We still use a checkbook, and keep track of the check numbers and amounts that go out in a piece of paper we call "The Ledger". Just like how people used to balance a checkbook, we still keep track as one should. Anyway, Corrie was looking through it and asked me about an entry I'd filled out.
"Oh," I told her, "That's the Archeological Conservancy." She nodded, "Ahh..."
Over winter break and the Decemberween season, because of the magazine's we do get, we were sent all sorts of crazy offers for other magazines, and by and large Corrie said: "Just do it. Who cares. Cass and Camille love them, and Cass does read them...so..."
Before last December, we got Archeology, The Smithsonian, Mad Magazine, and Highlights and High Five, two of the same type of thing for different age groups ( I think my mom sent those). After last December, we've added Ranger Rick, Ranger Rick Jr, The New Yorker, American Archeology, and Ancient Egypt. If we add all of the checks that went out for those magazines, it would still be, like eighty-bucks. Cass loves Egypt, and all the archeology magazines we tend to think of as travel magazines, so... Also, the Ranger Ricks are made by the National Wildlife Federation, and I guess they could use all the money they can get.
Anywho, so far we've gotten just one of the American Archeology magazines (that's the Archeological Conservancy), and I have to say I've been deeply and pleasantly surprised by the stories.

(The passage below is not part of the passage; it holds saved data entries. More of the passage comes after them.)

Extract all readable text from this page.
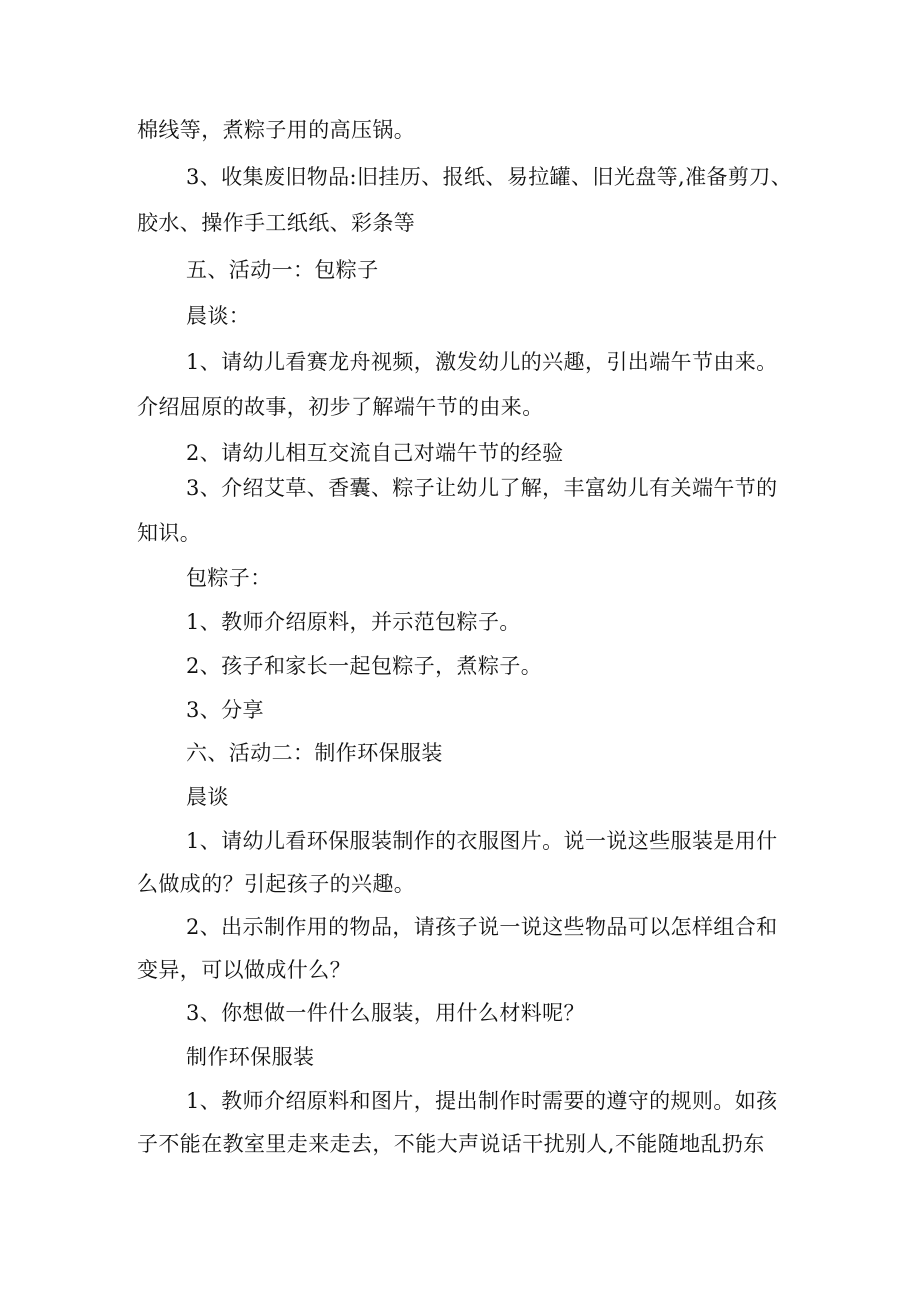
棉线等，煮粽子用的高压锅。
3、收集废旧物品:旧挂历、报纸、易拉罐、旧光盘等,准备剪刀、
胶水、操作手工纸纸、彩条等
五、活动一：包粽子
晨谈：
1、请幼儿看赛龙舟视频，激发幼儿的兴趣，引出端午节由来。
介绍屈原的故事，初步了解端午节的由来。
2、请幼儿相互交流自己对端午节的经验
3、介绍艾草、香囊、粽子让幼儿了解，丰富幼儿有关端午节的
知识。
包粽子：
1、教师介绍原料，并示范包粽子。
2、孩子和家长一起包粽子，煮粽子。
3、分享
六、活动二：制作环保服装
晨谈
1、请幼儿看环保服装制作的衣服图片。说一说这些服装是用什
么做成的？引起孩子的兴趣。
2、出示制作用的物品，请孩子说一说这些物品可以怎样组合和
变异，可以做成什么？
3、你想做一件什么服装，用什么材料呢？
制作环保服装
1、教师介绍原料和图片，提出制作时需要的遵守的规则。如孩
子不能在教室里走来走去，不能大声说话干扰别人,不能随地乱扔东
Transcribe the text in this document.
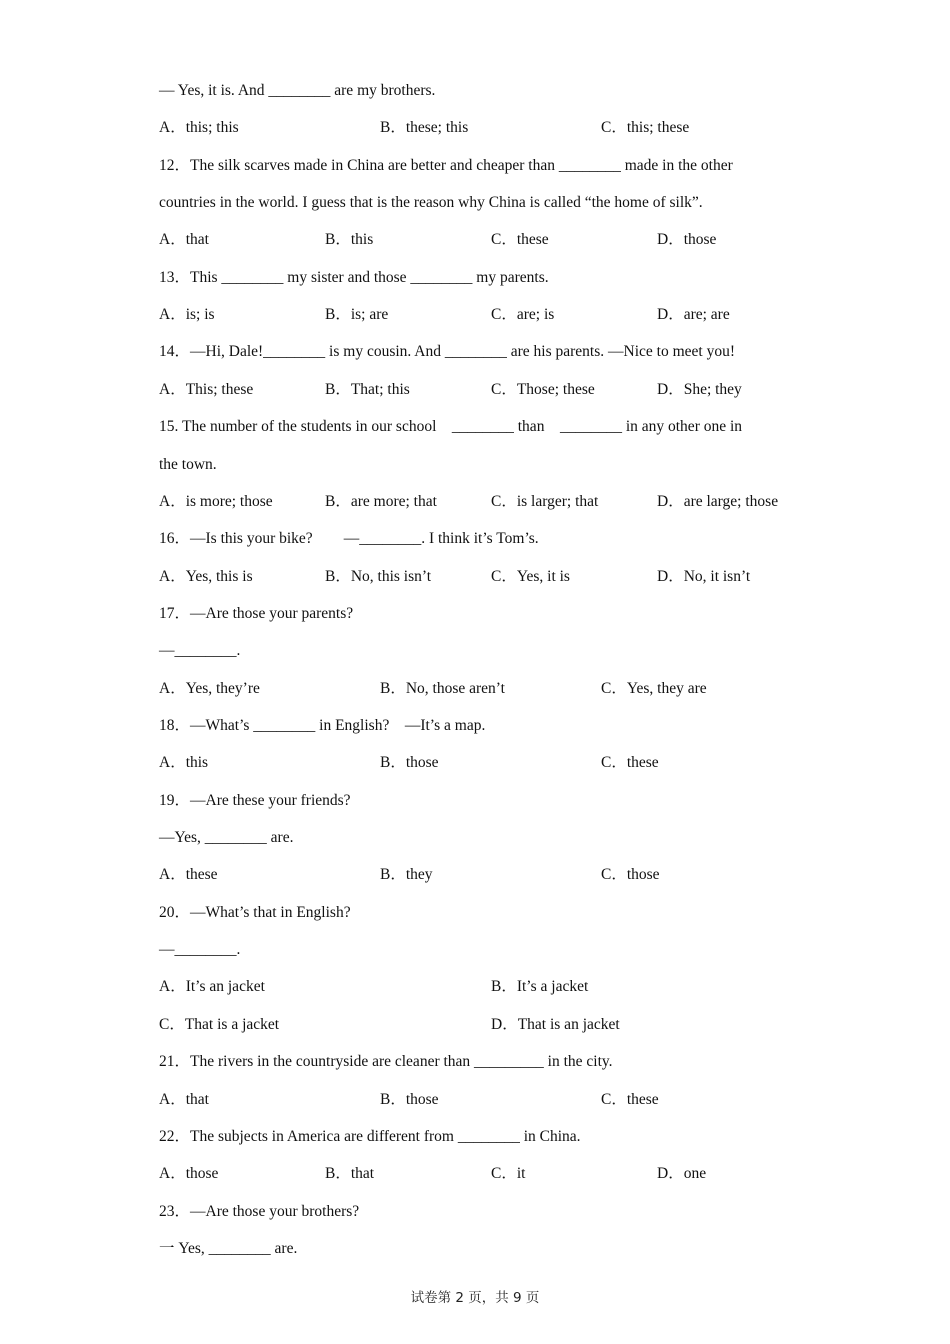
— Yes, it is. And ________ are my brothers.
12．The silk scarves made in China are better and cheaper than ________ made in the other
countries in the world. I guess that is the reason why China is called “the home of silk”.
13．This ________ my sister and those ________ my parents.
14．—Hi, Dale!________ is my cousin. And ________ are his parents. —Nice to meet you!
15. The number of the students in our school    ________ than    ________ in any other one in
the town.
16．—Is this your bike?        —________. I think it’s Tom’s.
17．—Are those your parents?
—________.
18．—What’s ________ in English?    —It’s a map.
19．—Are these your friends?
—Yes, ________ are.
20．—What’s that in English?
—________.
21．The rivers in the countryside are cleaner than _________ in the city.
22．The subjects in America are different from ________ in China.
23．—Are those your brothers?
一 Yes, ________ are.
A．this; this	B．these; this	C．this; these
A．that	B．this	C．these	D．those
A．is; is	B．is; are	C．are; is	D．are; are
A．This; these	B．That; this	C．Those; these	D．She; they
A．is more; those	B．are more; that	C．is larger; that	D．are large; those
A．Yes, this is	B．No, this isn’t	C．Yes, it is	D．No, it isn’t
A．Yes, they’re	B．No, those aren’t	C．Yes, they are
A．this	B．those	C．these
A．these	B．they	C．those
A．It’s an jacket	B．It’s a jacket
C．That is a jacket	D．That is an jacket
A．that	B．those	C．these
A．those	B．that	C．it	D．one
试卷第 2 页，共 9 页
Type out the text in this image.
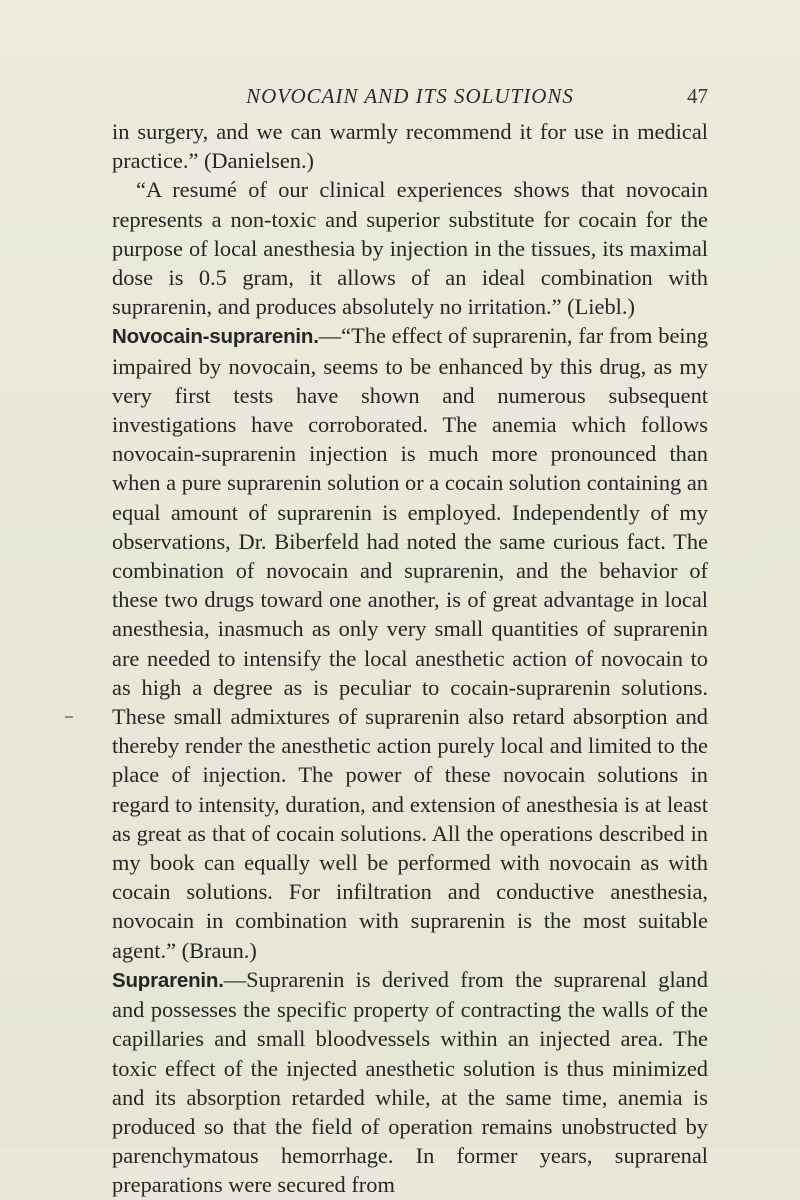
NOVOCAIN AND ITS SOLUTIONS	47

in surgery, and we can warmly recommend it for use in medical practice.” (Danielsen.)

“A resumé of our clinical experiences shows that novocain represents a non-toxic and superior substitute for cocain for the purpose of local anesthesia by injection in the tissues, its maximal dose is 0.5 gram, it allows of an ideal combination with suprarenin, and produces absolutely no irritation.” (Liebl.)

Novocain-suprarenin.—“The effect of suprarenin, far from being impaired by novocain, seems to be enhanced by this drug, as my very first tests have shown and numerous subsequent investigations have corroborated. The anemia which follows novocain-suprarenin injection is much more pronounced than when a pure suprarenin solution or a cocain solution containing an equal amount of suprarenin is employed. Independently of my observations, Dr. Biberfeld had noted the same curious fact. The combination of novocain and suprarenin, and the behavior of these two drugs toward one another, is of great advantage in local anesthesia, inasmuch as only very small quantities of suprarenin are needed to intensify the local anesthetic action of novocain to as high a degree as is peculiar to cocain-suprarenin solutions. These small admixtures of suprarenin also retard absorption and thereby render the anesthetic action purely local and limited to the place of injection. The power of these novocain solutions in regard to intensity, duration, and extension of anesthesia is at least as great as that of cocain solutions. All the operations described in my book can equally well be performed with novocain as with cocain solutions. For infiltration and conductive anesthesia, novocain in combination with suprarenin is the most suitable agent.” (Braun.)

Suprarenin.—Suprarenin is derived from the suprarenal gland and possesses the specific property of contracting the walls of the capillaries and small bloodvessels within an injected area. The toxic effect of the injected anesthetic solution is thus minimized and its absorption retarded while, at the same time, anemia is produced so that the field of operation remains unobstructed by parenchymatous hemorrhage. In former years, suprarenal preparations were secured from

- The cover story about rising sea levels focuses on many coastal colonial settlements (many in climate-change-denying areas) having been washed away by new coastlines;
- A story about where the original cows that are here now came from. We mostly know that the Spanish brought them, but did you know they're originally from Western Africa?
- It turns out that native tribes were far more advanced in terms of metallurgical knowledge and ability, and had harnessed copper forging around the same time European counterparts did, about eight thousand years ago. It turns out there are so many metal spear points and arrowheads that American scientists used to think European settlers must have been stateside much earlier, because how could natives do this? [See: racism in academia] Also, they found a copper quarry in present day Michigan...it was more like a gouge that had a vein of cooper ore that had been worked for a number of years, but it was thousands of years old.